Wednesday, September 17, 2008

The Bolivarians of Ohio

These days, the closest you get to Bolivarianism in Ohio is probably buying gas at Citgo, owned by Petroleos de Venezuela SA - that is, the country's 'Bolivarian' revolutionary government. The place names of central Ohio, however, are littered with references to the man, from Bolivar Avenue in Cleveland, to a bunch of roads spread across several counties, to a little town named Bolivar down near the interstate (which the local bike shop owner assures me will soon have the only canal towpath trailhead within a mile of an interstate). 

The great thing is that all these places are pronounced to rhyme with 'Oliver', following the delightful midwestern logic of inventing bizarre pronunciations for European names (think of the several 'Milans', for instance, pronounced 'my-lun'). 

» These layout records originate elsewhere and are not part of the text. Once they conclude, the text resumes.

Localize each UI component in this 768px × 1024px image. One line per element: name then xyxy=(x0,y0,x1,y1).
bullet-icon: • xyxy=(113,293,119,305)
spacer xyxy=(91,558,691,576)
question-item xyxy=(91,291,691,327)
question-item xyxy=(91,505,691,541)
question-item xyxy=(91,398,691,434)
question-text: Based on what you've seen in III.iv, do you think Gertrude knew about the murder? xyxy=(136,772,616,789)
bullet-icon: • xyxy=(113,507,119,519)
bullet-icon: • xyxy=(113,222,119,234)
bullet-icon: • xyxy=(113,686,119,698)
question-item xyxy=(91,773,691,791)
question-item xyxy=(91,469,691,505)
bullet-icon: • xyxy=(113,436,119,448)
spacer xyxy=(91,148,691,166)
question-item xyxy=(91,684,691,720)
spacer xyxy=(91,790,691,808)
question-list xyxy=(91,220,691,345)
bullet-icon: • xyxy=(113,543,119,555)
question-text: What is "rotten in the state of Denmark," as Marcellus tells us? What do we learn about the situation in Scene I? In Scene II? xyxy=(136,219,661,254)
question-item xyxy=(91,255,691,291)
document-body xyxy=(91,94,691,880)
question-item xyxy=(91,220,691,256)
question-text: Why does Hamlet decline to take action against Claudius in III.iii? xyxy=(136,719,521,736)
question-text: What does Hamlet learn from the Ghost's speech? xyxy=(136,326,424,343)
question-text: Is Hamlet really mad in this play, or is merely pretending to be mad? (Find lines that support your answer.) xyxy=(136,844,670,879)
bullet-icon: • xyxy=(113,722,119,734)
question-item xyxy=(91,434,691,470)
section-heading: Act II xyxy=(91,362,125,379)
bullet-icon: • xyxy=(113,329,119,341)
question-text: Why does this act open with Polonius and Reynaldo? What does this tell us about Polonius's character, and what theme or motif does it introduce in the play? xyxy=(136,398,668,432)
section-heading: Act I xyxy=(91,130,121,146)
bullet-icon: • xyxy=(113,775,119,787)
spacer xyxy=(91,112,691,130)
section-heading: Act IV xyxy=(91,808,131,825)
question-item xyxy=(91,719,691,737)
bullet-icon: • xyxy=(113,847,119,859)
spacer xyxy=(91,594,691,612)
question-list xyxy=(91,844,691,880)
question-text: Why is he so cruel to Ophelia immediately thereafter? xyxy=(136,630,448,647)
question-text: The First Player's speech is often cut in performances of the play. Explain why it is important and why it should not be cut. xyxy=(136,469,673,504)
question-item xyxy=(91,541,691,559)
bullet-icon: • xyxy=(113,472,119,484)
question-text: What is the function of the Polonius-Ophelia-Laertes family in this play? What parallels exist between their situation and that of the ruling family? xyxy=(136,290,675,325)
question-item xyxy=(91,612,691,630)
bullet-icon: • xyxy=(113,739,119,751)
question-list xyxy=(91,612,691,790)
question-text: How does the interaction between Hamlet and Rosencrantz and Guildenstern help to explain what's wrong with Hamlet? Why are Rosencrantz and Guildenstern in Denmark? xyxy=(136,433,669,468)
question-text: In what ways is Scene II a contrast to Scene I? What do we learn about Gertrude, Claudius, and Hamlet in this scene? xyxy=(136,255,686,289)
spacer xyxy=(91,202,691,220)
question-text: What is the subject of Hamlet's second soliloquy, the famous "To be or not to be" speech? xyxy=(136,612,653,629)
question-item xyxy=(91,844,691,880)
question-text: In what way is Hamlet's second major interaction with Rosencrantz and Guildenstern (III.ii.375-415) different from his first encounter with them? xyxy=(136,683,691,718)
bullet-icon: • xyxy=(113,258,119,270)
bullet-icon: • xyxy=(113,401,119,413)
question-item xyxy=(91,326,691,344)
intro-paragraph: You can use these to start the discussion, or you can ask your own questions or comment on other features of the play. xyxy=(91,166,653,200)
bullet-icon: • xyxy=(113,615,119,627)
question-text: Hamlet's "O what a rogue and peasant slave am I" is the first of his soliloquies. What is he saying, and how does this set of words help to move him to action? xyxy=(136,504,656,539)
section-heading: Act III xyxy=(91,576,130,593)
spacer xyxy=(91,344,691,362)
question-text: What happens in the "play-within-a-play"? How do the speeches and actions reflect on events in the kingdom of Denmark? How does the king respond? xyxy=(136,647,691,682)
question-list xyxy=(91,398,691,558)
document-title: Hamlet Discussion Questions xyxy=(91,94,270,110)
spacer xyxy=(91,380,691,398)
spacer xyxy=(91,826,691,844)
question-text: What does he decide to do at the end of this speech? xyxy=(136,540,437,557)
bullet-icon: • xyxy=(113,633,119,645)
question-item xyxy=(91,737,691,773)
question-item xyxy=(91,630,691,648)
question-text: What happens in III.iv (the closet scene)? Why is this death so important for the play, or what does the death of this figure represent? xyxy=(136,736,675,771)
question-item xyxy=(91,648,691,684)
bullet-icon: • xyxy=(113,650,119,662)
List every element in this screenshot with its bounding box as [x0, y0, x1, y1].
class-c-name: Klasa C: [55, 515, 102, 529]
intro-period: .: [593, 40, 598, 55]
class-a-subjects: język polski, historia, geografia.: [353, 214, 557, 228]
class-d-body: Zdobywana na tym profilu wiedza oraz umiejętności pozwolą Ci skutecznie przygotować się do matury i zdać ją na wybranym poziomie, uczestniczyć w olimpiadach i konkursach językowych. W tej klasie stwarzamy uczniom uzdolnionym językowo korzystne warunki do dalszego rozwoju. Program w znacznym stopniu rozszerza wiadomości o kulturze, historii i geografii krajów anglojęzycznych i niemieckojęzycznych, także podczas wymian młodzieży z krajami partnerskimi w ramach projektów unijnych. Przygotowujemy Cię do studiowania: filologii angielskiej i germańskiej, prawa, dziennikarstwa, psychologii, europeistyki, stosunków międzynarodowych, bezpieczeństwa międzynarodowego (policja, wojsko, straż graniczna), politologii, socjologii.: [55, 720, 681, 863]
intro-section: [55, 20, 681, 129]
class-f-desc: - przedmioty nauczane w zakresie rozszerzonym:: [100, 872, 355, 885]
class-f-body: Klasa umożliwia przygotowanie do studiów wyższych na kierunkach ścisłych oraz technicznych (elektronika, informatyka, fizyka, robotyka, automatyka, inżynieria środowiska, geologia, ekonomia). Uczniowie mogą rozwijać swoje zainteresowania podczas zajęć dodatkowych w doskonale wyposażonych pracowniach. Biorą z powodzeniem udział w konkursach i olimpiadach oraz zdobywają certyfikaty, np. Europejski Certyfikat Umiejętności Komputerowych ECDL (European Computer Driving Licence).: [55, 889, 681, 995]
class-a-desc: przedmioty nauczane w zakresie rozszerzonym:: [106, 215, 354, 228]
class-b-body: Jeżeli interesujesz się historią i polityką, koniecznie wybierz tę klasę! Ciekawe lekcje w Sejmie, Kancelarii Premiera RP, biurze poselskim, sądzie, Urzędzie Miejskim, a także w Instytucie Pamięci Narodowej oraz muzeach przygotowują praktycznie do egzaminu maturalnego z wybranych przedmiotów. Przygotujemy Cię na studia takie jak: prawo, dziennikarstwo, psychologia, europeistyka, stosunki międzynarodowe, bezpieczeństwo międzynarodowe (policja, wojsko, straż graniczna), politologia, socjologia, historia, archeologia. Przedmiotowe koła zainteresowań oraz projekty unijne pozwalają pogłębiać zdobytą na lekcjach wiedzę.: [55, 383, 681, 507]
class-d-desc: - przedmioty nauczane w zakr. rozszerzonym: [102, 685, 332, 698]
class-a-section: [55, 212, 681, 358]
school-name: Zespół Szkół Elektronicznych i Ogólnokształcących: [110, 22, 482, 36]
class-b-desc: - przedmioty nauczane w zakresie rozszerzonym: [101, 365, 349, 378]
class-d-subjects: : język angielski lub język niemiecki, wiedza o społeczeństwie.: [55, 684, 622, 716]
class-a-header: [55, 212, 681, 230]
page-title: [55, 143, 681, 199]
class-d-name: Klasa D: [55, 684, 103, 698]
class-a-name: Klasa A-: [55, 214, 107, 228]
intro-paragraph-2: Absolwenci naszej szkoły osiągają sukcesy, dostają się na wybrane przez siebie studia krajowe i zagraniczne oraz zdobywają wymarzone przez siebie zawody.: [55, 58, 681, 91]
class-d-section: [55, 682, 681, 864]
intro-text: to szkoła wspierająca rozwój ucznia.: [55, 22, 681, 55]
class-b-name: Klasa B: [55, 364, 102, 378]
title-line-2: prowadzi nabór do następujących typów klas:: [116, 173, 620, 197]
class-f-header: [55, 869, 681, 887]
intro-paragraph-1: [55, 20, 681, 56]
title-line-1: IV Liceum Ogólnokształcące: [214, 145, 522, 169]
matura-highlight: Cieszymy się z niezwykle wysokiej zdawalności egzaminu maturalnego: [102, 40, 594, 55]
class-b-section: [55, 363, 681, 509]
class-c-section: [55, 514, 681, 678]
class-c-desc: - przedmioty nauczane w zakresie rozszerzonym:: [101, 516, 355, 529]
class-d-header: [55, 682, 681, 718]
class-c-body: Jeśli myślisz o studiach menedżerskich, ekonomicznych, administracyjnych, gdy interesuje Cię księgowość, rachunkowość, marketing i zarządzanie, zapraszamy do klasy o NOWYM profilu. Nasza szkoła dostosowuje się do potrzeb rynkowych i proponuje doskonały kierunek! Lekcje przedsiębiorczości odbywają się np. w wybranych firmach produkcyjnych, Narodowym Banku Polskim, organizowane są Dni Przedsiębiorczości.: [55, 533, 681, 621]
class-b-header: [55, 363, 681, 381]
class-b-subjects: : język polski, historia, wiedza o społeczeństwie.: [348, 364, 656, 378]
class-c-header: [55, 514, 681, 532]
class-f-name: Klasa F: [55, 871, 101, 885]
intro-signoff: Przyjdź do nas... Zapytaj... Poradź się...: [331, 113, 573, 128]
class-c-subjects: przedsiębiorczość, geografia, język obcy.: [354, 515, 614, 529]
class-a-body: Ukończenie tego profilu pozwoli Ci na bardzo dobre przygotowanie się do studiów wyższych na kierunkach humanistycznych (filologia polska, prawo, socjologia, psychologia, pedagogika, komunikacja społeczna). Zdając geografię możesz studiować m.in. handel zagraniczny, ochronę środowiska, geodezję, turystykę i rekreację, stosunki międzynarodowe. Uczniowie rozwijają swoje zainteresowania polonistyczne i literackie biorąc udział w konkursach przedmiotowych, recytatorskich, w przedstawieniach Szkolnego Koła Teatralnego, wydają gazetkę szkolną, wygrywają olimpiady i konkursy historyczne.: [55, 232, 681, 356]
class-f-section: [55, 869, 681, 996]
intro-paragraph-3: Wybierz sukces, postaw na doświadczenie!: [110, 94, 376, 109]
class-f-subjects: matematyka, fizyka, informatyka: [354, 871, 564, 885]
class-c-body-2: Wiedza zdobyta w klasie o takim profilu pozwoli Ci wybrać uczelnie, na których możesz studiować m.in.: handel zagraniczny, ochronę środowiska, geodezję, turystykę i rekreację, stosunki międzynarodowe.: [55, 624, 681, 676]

My historian's guess is that Bolivar's popularity in Ohio came from the fact that this part of the state was settled by whites in the mid-1820s, just after the revolutions that freed latin America from Spanish rule. Maybe they saw in Simón Bolivar the freedom-loving frontiersman they thought themselves to be; an Andrew Jackson del sur, quisás? I suspect that this was the first, and probably last, latin American revolutionary movement that was widely popular in Ohio.   

1 comment:

SB said...

My grandparents were from Boliver, NY.

I'm glad you decided to blog this ride. It's been fun to follow along with Google Earth.